機械に疎く、自分で調べる気がまったくない私にとっては確かにありがたいが、ここまでくるとありがた迷惑という言葉がぴったりである。つーかホームボタンどこいった。完全に改悪だろこれ。
「そんなこと言っても仕方ないでしょ。ほら、さっさと画面をスライドしてみなさいよ」
「別にいいわよこんなの出来なくても」
「ホントに面倒臭がりね。拡大どころか画面のバックも出来ないなんて驚いたわ。今までどうしてたのよ」
「ああ。それはこう……」
スマホの画面を両手でいじくる。
当然のことながら私の手の動きに反応して様々な動きをする。
「ね?」
「〝ね〟じゃないわよ」
香蓮が頭痛が痛いと言わんばかりに深い溜息を吐く。言っておくけどその使い方間違いだらけよ?
「勝手に思考読まないで。凛ってあんがいバカなのね」
「あら今更? そんなの妹にしょっちゅう言われてるわ」
「あら、そういえば妹さんは?」
「部活。そういえば帰って来るならもうすぐかな?」
言いながら時計を確認する。バカなやり取りをしていたらいつの間にか十八時を過ぎていた。
「陸上部ですっけ? こんなに暑いのに大変ね」
「そうね。でも、自分が好きでやってることだから仕方ないわね。―――という訳で香蓮帰って」
「なんでよ!?」
香蓮が心底信じられないといった感じで激怒している。ん、どうしたどうした?
「どうしたじゃないわよ! 文脈おかしいでしょ! なにが『という訳で』なのよ!!?」
「いや分かるでしょ。あんたらが顔合わせたらまた喧嘩が始まるじゃない」
「うっ…! それは否定できないけど…」
以前に一度だけ顔を合わせた時、二人はくだらない喧嘩を繰り広げている。取るに足らない喧嘩かもしれないが家の中で争われるのは勘弁だ。単純にうざいし。
「ね? だから今日のところは帰って」
「いやよ! まだ一緒にいたい!」
ごねる香蓮。
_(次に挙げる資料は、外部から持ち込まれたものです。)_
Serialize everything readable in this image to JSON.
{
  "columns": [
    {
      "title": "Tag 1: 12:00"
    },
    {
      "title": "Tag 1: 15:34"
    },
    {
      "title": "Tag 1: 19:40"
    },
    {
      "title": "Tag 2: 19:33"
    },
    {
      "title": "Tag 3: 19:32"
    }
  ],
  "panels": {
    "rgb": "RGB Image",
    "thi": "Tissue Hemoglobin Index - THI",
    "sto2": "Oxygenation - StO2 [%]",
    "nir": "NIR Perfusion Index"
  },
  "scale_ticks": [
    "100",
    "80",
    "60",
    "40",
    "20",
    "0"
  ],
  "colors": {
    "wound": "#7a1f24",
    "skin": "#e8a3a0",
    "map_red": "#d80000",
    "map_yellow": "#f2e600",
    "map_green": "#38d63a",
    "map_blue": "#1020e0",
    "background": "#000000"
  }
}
めんどくせー。
「お願いよ香蓮。また今度埋め合わせするから」
「ホント! じゃあ今日は大人しく帰ろうかしら」
御機嫌な香蓮。単純だなー。
「分かってくれてありがと。じゃあ玄関までおくるわ」
香蓮は荷物を手に取ると足早に玄関へと足を運ぶ。聞き分けの良い単純さと行動の素早さは見習いたいとこである。
「埋め合わせ楽しみにしてるわ」
「ええ。今日はありがとね。おかげで助かったわ」
「親友の為なら当然だわ。じゃあまたね」
お互いに手を振って玄関で別れる。
嵐のように過ぎ去った以前とは打って変わった香蓮の来訪。まあこんだけ穏やかに過ぎてくれれば非常に助かるし、私としても正直楽しかったりする。
(ごめんね香蓮)
家に来るのを嫌がったのを心の中で謝る。埋め合わせは楽しみにしてて。
そんなことを考えながら今日の晩御飯についても思考する。
すると…
『お姉ちゃんと何してたんですか! ちゃんと答えて下さい!!』
『中学生が知るには早すぎるわ。そもそも貴女持ってもいないでしょうに』
『持ってない……! ま、まさか胸の話し!? エッチなことしてたの!!?』
「あのバカ二人……」
家を追い出すのが少しばかり遅かったのか、はたまた楓の帰りが少しだけ早かったのか。
答えはわからないが、香蓮への感謝と謝罪を見送ると共に私は頭を押さえて溜息を吐いた。
「近所迷惑というより私に迷惑だわ」
それこそ頭痛が痛いと言わんばかりだった。